Halkımız kadar her yeniliğe çabuk uyum sağlayan başka bir millet ne gördüm, ne de duydum. Havaların ısınmaya başlamasıyla cadde ve sokaklar, omuzları açıkta bırakan dekoltelerle gezinen genç kız ve hanımlarla doldu. Ne zaman alışveriş yaptılar, ne zaman sokağa döküldüler anlamadım. Kalıptan çıkarcasına bir örnek giyinenler güzel mi? Kanımca değil. Değil, çünkü bu giysiler sayfiye yerinde kullanılacak bir tarz. Dolayısıyla şehir yaşamında oldukça yersiz, hatta rüküş.
Diğer bir tasarım harikası ise omuz başlarına yumurta misali oyuk şekli verilmiş farklı kumaş türlerinden dikilmiş bluzlar. Giyenler ikide bir sağa ya da sola kayan tişörtlerini düzgün durmaları için habire çekiştiriyorlar.
***
Sık sık gittiğim, neredeyse ofis gibi kullandığım iki cafe vardır. Onları seçmemin nedeni iyi hizmet vermeleri, çay ve kahve çeşitlerinin kaliteli olması ve ortamın huzuru. Yakın çevrem ‘bugün hangi ofistesin?’ diye takılırlar.
Zaman içinde hizmetlilerle selamlaşmanın bir adım ötesine gidiliyor. Aralarında uzun süredir tanıdığım kibar, çalışkan bir delikanlı, bir gün, ‘abla, yakında evleniyorum, sonra da izne çıkacağım’ dedi. Tebrik ettim. Hediye alsam mı, almasam mı, gerekli mi, gereksiz mi gibi her zamanki ikilemlere takıldım. Haftalar geldi geçti. Birden delikanlının etrafta olmadığını fark ettim. Diğer garsonlara sordum, ‘Arkadaş evlendikten sonra eşiyle Kanada’ya göç etti’ dediler. Donakaldım. Hiç böyle bir açıklama beklemiyordum. Belli bir eğitim düzeyi olmayan, ancak yeni kurduğu ailesiyle daha iyi bir düzen için uzaklara gitme cesaretini gösteren delikanlıya saygı duydum.

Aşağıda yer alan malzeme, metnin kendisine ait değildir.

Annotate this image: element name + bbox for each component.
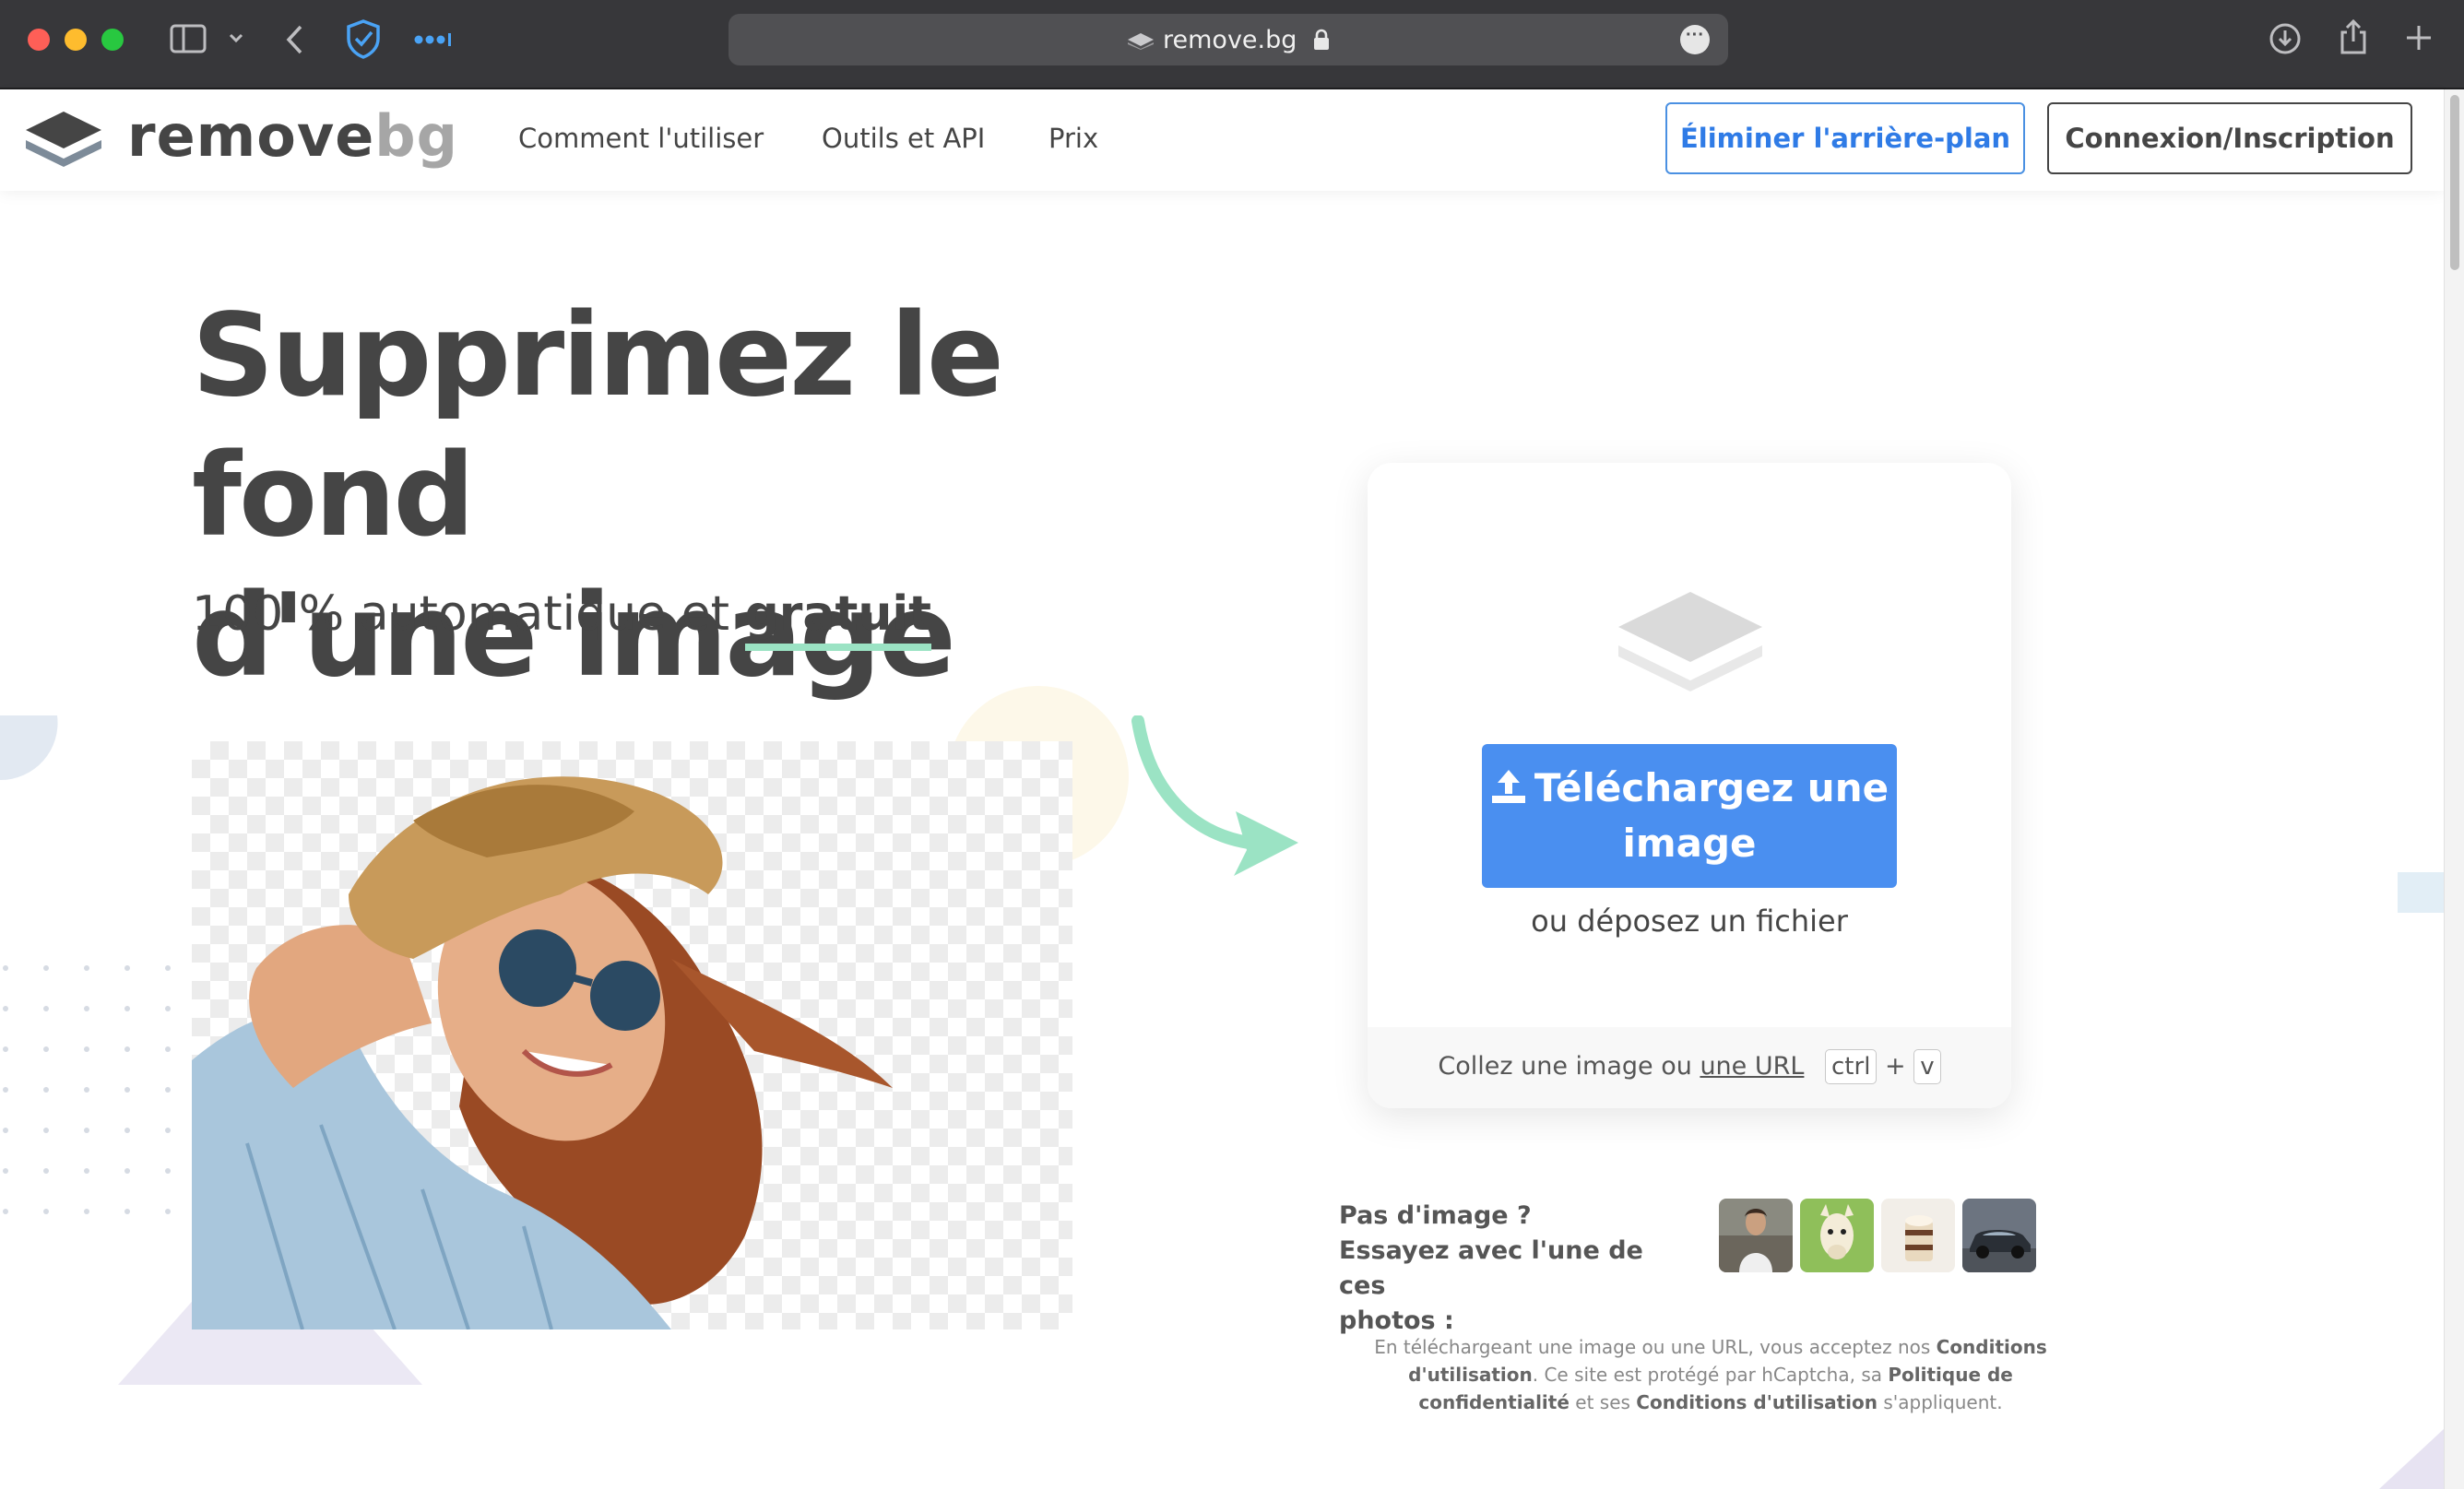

Milliyet, 4 Haziran tarihli sayısında, Mehmet Tezkan’ın ‘Yurt dışına göç tehlikeli boyutta’ başlıklı köşe yazısını okurken, Kanada’ya giden garsonun yüzü gözümün önüne geldi.
***
Evvelki sene ve geçen sene TEOG (Temel Eğitimden Ortaöğretime Geçiş) sınavında ‘bin’ öğrenci birinci olmuştu. Bu sene sınavda birinci gelenlerin sayısı ‘on yedi bin’. İnanılmaz bir sayı. Daha önceleri bu gençlerin bir kısmı, dört yıllık lise eğitiminden sonra burs kazanıp yurtdışında üniversitelere gittiler. Şimdilerde artan rekabetle gençler sadece eğitimi değil, sonrasında gelen iş olanaklarını da düşünerek özellikle Amerika’yı yeğliyorlar. Beyin göçü TEOG birincileriyle orantılı olarak çoğalıyor sanki…
***
Henüz artmayan sıcaklar, biraz ekonomik nedenler, giyim sektörünü pek mutlu etmiyor. Dolayısıyla çoğu mağazaların vitrininde ‘indirim’ afişleri çoğunlukta. Daha iddialı dükkânlarda indirim bitti. Onun yerine ‘sales’ var. Yabancılara yönelik bir çağrı olduğunu varsayarsam, söz konusu kitle anlayışında ‘sales’ iyi kalite malı uygun fiyata almaktır. Uygulama istenen şartlarda gerçekleşiyor mu, bilemem.
Hayırlı ve sağlıklı bir ‘yaz’ınız olsun.